Today we did some shopping, Dawson had no school today. He ended up having a moment and was screaming at the top of his lungs in protest to something so simple. It was obviously not anything about what I had said no to. Grief will amplify things. Something sad will make you so angry. Something that is normally not a big deal will suddenly be a big deal. So as he is screaming, to the point of tensing up tight and nearly shaking, I just had to continue on, head to the back corner of the store until he got it all out. We got so many looks. It's hard enough having a tantruming 1 year old, but with a 5 year old, people look at me like I have failed to teach the child something, or like he's just that spoiled. They have no clue what he is going through. When we pulled into the parking lot, he was excited to go shopping. It changes so fast, lots of ups and downs. He was so excited to pick out a present for his uncle's birthday and to learn he gets to have birthday cake on Sunday. Yet a few aisles later he was throwing a huge fit over something tiny. He was better by the food section, when I reminded him he gets to pick out a treat for this week. He earns tokens during his home therapy and when he earns enough, he gets to do something fun, or have a special snack if it's that time. It really motivates him.
On the other hand, I have had a much better week. Those internal clouds seem to have lifted and I'm feeling more motivated and I have more energy. It's amazing how grief can affect you physically. For a while I was getting anxiety attacks, only I didn't realize what it was and was rather worried. My chest hurt, I couldn't breathe and my left arm was tingling. It happened several times, and everyone knows that's not a good sign. Thanks to my grief group, I discovered those are also common symptoms of a panic attack, and sure enough, it only got bad when I was feeling more emotional. They have not lasted very long and it was only for a short span of a week or 2 when it happened and I haven't had that issue since. Seems like just the phase I was going through at the time. Dawson's problems this week have dragged me down a bit, but in general I have been much better than I was before. It's hard when everyone is in a different place in their grieving. Seems like someone at any given point is in a bad mood, it makes things difficult.
Yesterday I ventured out a bit more. I hadn't really left town while Dawson is in school until then. I went to my cousin's house in Becker, which was fun. Gabriel loved seeing the animals. He's my little animal lover, horses especially. They have 2 and he was so excited! We went up to them and he made his "neigh" noise, which is rather long, exaggerated and high-pitched for a horse! It's really funny. I tried to get it on video, but of course once I started, he wouldn't do it again. He also got to see some cows and ducks. Also his 2 cousins, who are Dawson and Tyler's age. We had our babies 2 months apart both times, which was neat.
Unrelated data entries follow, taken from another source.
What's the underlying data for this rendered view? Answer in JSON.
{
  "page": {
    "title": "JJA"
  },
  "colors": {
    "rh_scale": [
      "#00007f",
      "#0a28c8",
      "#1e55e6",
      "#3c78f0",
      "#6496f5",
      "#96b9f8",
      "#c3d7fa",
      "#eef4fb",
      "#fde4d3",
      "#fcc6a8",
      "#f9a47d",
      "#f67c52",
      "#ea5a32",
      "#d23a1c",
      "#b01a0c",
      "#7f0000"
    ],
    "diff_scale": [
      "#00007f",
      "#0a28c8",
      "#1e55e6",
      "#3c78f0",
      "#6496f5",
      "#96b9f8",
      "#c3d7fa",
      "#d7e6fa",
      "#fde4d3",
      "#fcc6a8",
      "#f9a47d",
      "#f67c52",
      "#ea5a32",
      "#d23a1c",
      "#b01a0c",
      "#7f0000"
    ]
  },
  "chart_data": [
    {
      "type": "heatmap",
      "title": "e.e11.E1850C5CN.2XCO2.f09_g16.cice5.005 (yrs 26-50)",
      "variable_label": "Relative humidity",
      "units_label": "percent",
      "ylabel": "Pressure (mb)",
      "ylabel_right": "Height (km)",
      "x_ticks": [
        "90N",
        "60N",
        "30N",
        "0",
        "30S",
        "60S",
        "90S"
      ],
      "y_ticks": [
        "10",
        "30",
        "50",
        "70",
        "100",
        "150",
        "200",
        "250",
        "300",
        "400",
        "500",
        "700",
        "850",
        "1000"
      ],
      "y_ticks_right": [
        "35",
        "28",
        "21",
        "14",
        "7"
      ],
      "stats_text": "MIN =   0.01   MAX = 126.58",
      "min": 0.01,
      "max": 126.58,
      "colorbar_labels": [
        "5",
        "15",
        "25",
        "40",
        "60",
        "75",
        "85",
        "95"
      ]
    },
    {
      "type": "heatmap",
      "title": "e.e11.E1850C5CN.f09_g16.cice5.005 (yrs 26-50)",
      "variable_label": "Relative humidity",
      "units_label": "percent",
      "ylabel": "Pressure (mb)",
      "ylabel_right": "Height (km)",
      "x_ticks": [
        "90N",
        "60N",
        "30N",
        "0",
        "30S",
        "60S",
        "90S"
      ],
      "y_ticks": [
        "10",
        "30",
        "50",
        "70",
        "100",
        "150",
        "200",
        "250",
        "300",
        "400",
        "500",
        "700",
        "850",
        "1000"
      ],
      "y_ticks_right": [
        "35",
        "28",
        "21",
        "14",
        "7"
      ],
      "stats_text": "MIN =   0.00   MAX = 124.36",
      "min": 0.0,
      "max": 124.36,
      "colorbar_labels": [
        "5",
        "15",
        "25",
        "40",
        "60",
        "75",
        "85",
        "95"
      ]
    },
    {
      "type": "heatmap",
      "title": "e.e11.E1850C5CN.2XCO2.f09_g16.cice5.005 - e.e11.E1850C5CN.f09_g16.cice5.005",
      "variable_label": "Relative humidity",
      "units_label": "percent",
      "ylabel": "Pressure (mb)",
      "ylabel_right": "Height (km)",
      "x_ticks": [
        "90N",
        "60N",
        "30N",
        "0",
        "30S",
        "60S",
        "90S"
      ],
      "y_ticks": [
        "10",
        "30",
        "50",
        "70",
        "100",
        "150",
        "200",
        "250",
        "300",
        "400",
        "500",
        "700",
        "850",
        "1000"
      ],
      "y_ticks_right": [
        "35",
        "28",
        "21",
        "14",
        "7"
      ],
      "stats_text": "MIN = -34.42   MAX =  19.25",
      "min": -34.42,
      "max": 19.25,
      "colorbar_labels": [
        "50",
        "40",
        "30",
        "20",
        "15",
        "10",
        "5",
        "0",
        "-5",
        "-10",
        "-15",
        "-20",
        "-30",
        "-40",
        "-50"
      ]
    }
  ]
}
We have an exciting several days ahead. Going to visit Tasha and Rilee, the little guy we met in the ICU. Also my brother's birthday party, and the Children's Museum through HopeKids. I'm also on the parent counsel for the school now and have a meeting on monday. They asked me to be a parent voice, so I thought I would try it. Dawson and Tyler both did home visits and ECSE there, as well as ECFE, and now Gabriel is in ECFE also. I'm hoping for some Christmas shopping motivation to hit as well! I don't even have a clue what I'm going to get Dawson yet. I'm hoping this 6 inches of snow we're supposed to get will help that Christmas mood to hit!